There's a reason why virtually every sailboat over twenty feet manufactured today requires a huge mechanical winch just to sail upwind. I used to sail an 80 foot schooner without a single winch aboard. No high tech travellers, cunninghams or hydrolic backstays either. Yet we consistantly managed to embarass modern "racing machines" who made the the mistake of giving us a "tickle" on a reach, and we made offshore passages that invariably recieved only sceptical grunts from "modern sailors" when we bragged in the bar at the other end.

It appears that the boating public is finally waking up to the fact that a "good" boat is one that works. Period. Racing "rating" rules, Madison Avenue marketing and product driven "gimicks" aside, the only boat you'll ever really love is the one that feels "right"...

Tom Hunter
06-22-2008, 12:41 PM
Art,

I believe you are correct about the advantages of the gaff rig.

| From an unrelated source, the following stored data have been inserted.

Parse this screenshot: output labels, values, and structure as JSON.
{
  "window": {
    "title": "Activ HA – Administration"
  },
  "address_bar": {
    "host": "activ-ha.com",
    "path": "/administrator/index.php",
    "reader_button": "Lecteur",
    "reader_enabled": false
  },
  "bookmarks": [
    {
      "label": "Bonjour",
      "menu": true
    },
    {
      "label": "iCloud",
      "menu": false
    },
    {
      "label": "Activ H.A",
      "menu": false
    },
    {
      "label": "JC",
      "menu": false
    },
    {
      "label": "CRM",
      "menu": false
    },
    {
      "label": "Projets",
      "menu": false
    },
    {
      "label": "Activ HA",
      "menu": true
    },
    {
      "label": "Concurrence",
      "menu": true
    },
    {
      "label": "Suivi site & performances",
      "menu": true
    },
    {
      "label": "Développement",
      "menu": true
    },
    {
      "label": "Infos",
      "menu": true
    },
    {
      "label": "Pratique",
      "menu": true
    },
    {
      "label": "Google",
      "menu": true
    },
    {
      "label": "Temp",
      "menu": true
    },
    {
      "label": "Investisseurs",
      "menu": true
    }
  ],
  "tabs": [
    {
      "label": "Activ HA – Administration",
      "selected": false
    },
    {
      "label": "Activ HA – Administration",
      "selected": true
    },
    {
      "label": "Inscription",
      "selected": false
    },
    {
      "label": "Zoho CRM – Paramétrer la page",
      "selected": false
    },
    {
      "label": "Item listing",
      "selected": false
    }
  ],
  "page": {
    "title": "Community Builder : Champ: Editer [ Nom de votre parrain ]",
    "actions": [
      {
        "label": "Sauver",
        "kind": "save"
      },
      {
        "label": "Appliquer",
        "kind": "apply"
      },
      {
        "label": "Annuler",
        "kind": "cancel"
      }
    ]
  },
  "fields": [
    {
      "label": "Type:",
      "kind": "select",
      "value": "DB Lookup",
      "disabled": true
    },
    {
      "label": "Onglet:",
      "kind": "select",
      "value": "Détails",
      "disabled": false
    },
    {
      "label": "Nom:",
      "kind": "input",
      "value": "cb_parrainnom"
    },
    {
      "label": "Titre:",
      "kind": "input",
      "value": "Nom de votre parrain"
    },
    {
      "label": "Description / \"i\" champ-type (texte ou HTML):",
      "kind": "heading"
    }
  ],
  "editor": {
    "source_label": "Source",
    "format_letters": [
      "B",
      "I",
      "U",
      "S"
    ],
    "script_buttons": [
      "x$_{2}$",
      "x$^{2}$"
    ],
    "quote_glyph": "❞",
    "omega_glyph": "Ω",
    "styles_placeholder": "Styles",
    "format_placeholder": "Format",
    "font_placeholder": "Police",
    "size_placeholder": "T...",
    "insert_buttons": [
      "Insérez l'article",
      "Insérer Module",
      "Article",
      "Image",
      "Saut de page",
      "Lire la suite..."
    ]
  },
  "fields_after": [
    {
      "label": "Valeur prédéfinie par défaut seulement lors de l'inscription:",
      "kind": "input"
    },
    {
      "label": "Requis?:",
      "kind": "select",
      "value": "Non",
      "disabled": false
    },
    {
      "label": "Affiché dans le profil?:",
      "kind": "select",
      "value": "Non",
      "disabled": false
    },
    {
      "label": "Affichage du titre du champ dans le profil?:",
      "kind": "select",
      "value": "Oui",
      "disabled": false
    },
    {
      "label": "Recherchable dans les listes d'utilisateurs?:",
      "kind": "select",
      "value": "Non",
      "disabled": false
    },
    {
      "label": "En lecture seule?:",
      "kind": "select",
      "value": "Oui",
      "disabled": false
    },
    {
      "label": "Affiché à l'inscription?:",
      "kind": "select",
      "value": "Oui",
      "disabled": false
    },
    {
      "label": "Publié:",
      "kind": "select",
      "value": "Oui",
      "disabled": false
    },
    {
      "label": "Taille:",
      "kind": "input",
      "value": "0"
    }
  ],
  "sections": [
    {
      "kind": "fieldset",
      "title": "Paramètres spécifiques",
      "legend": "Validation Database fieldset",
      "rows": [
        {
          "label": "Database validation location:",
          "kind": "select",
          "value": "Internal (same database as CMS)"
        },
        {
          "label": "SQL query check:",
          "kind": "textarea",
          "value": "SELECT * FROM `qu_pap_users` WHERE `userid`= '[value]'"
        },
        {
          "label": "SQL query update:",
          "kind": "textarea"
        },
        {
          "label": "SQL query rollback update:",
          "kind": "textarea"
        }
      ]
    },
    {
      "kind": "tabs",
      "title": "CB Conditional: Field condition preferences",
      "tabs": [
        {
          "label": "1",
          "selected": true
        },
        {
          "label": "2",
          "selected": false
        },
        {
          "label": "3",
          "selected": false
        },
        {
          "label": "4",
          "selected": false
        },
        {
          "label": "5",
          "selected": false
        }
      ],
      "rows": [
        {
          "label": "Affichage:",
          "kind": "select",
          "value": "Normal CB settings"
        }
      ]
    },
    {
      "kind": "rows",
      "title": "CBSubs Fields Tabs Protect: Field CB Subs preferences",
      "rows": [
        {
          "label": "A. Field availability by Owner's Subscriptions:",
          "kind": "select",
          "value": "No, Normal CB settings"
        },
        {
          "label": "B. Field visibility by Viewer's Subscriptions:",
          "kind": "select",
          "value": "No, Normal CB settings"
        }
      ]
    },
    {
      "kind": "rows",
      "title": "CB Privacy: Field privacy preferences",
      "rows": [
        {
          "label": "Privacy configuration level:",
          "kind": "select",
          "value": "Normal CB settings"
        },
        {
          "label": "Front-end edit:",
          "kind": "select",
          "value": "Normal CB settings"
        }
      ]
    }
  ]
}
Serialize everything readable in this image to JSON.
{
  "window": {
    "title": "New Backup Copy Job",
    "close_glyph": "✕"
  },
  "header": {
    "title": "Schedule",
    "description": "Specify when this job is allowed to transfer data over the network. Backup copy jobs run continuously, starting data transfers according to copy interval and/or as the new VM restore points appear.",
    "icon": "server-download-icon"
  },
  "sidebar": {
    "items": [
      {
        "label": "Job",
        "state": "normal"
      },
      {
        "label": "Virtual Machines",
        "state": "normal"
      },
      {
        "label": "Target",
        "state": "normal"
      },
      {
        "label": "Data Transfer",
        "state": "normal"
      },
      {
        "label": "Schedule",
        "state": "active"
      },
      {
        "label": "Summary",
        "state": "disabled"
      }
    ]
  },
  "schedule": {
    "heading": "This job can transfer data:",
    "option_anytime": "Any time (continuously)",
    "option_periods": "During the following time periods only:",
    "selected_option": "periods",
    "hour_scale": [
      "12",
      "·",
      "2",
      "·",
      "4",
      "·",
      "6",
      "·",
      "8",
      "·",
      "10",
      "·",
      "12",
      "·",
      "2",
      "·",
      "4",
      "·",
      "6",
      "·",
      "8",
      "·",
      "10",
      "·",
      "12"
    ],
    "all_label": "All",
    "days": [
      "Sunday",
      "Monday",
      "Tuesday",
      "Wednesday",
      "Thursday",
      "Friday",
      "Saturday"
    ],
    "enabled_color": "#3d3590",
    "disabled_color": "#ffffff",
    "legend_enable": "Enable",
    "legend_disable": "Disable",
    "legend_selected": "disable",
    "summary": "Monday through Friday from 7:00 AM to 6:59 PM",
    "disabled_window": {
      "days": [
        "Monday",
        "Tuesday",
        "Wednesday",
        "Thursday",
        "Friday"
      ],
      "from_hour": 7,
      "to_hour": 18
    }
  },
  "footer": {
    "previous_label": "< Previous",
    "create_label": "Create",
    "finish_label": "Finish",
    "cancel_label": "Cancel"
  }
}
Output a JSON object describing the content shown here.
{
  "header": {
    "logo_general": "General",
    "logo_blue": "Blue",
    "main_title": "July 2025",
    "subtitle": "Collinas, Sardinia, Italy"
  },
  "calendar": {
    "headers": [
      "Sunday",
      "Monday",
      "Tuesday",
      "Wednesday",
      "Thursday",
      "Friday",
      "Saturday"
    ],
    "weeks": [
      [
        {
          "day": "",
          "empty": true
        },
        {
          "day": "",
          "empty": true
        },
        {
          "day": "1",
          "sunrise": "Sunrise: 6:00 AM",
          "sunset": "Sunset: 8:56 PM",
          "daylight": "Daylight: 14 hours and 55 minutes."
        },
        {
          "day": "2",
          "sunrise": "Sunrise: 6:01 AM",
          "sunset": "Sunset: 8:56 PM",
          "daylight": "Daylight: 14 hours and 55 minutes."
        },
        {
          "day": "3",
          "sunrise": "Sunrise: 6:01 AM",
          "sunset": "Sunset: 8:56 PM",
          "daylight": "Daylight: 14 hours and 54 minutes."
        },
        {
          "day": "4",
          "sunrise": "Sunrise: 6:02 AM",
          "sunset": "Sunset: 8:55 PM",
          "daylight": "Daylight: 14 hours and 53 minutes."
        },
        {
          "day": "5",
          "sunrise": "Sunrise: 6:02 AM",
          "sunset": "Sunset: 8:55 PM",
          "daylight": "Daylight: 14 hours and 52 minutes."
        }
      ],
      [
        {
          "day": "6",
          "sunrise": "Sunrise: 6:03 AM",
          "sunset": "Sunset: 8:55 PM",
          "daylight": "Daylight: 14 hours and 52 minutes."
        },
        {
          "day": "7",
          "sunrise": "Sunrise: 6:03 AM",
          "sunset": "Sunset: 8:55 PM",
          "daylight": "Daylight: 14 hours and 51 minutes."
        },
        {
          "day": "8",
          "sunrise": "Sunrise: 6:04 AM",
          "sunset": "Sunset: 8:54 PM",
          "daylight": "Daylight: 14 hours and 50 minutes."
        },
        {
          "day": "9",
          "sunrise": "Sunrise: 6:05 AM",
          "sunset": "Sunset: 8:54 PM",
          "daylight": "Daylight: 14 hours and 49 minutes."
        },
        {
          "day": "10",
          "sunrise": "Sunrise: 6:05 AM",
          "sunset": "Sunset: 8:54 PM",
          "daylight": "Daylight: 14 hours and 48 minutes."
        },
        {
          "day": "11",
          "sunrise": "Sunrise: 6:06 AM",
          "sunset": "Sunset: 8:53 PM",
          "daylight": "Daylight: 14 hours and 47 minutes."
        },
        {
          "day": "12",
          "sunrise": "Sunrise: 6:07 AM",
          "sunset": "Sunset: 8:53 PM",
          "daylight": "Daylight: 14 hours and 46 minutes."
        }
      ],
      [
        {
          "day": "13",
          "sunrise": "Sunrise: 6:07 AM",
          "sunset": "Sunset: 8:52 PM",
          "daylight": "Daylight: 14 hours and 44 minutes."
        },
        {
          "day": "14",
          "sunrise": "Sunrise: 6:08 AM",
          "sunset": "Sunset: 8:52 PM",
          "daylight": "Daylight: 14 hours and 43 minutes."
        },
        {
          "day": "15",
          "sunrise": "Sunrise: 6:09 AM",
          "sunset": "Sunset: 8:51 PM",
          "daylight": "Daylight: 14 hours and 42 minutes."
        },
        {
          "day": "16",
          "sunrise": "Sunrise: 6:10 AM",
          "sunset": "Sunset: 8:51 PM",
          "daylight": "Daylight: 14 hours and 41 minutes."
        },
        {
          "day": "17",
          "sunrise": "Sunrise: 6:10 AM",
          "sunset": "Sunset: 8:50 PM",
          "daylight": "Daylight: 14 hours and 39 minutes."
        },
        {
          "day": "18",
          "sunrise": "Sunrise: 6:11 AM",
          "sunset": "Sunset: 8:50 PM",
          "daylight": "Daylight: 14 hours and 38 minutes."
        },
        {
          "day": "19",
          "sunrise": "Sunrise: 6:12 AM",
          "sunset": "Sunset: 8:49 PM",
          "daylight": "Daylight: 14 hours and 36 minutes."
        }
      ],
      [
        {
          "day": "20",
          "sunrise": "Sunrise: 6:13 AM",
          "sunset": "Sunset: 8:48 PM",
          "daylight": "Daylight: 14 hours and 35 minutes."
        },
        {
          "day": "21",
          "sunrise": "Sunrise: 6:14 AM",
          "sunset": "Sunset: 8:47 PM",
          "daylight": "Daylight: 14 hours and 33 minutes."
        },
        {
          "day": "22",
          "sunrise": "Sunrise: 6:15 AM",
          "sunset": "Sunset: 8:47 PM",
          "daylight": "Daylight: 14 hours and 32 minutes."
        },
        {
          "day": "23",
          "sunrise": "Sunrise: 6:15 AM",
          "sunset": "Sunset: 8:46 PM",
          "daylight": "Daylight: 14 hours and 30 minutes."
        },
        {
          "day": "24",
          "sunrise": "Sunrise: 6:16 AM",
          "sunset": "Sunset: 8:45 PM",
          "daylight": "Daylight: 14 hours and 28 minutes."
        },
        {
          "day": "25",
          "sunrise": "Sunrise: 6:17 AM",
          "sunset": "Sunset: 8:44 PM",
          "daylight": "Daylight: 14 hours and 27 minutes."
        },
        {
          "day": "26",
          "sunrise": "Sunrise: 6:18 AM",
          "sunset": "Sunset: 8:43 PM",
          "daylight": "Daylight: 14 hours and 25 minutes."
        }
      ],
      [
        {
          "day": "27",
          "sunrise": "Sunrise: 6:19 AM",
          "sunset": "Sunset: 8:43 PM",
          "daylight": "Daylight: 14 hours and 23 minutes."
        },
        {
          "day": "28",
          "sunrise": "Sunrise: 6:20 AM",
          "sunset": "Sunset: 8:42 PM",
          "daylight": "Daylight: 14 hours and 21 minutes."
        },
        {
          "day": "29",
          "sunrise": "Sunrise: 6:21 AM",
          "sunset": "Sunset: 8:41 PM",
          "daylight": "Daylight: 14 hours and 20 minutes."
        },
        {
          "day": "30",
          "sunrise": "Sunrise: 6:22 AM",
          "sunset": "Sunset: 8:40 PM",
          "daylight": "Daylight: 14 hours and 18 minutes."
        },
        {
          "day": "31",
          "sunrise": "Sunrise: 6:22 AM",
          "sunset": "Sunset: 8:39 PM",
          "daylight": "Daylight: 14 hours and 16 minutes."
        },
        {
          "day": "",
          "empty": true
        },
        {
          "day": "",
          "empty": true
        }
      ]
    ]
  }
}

But when it comes to the public realizing it? I don't believe you.;)

Captain Blight
06-22-2008, 03:49 PM
I can see how the shape is echoed the wing of planes like the Hawker Tempest. Obviously the most successful boats in the Tornado fleet have gone to a flat-headed main with lots of roach near the head of the sail. If only there were a way to get the shape of a topsail gaffrig without the gaff way up there, adding weight and disrupting airflow over the sail. It'll probably always be a rig for serious cruisers but that doesn't mean that continuing development should stop--a fast passage is a safe passage, or so we're told.

Michael s/v Sannyasin
06-22-2008, 04:20 PM
Some contemporary designers are embracing the gaff-rig. Here is a recent 40' schooner by Robert (Bob) Perry

http://www.jakatan.com/profile.jpg

http://www.jakatan.com/

Finnast Kind

Paul Fitzgerald
06-23-2008, 01:28 AM
Some contemporary designers are embracing the gaff-rig. Here is a recent 40' schooner by Robert (Bob) Perry

http://www.jakatan.com/profile.jpg

http://www.jakatan.com/

Finnast Kind

She is a wood boat too.

Michael Beckman
06-23-2008, 02:03 AM
I raced against Jakatan last summer in CRISR. I was on Martha. Definitely a modern design.. Didn't perform well in the light wind conditions of that week. Not sure how she'd do in heavier weather. Probably a bit better.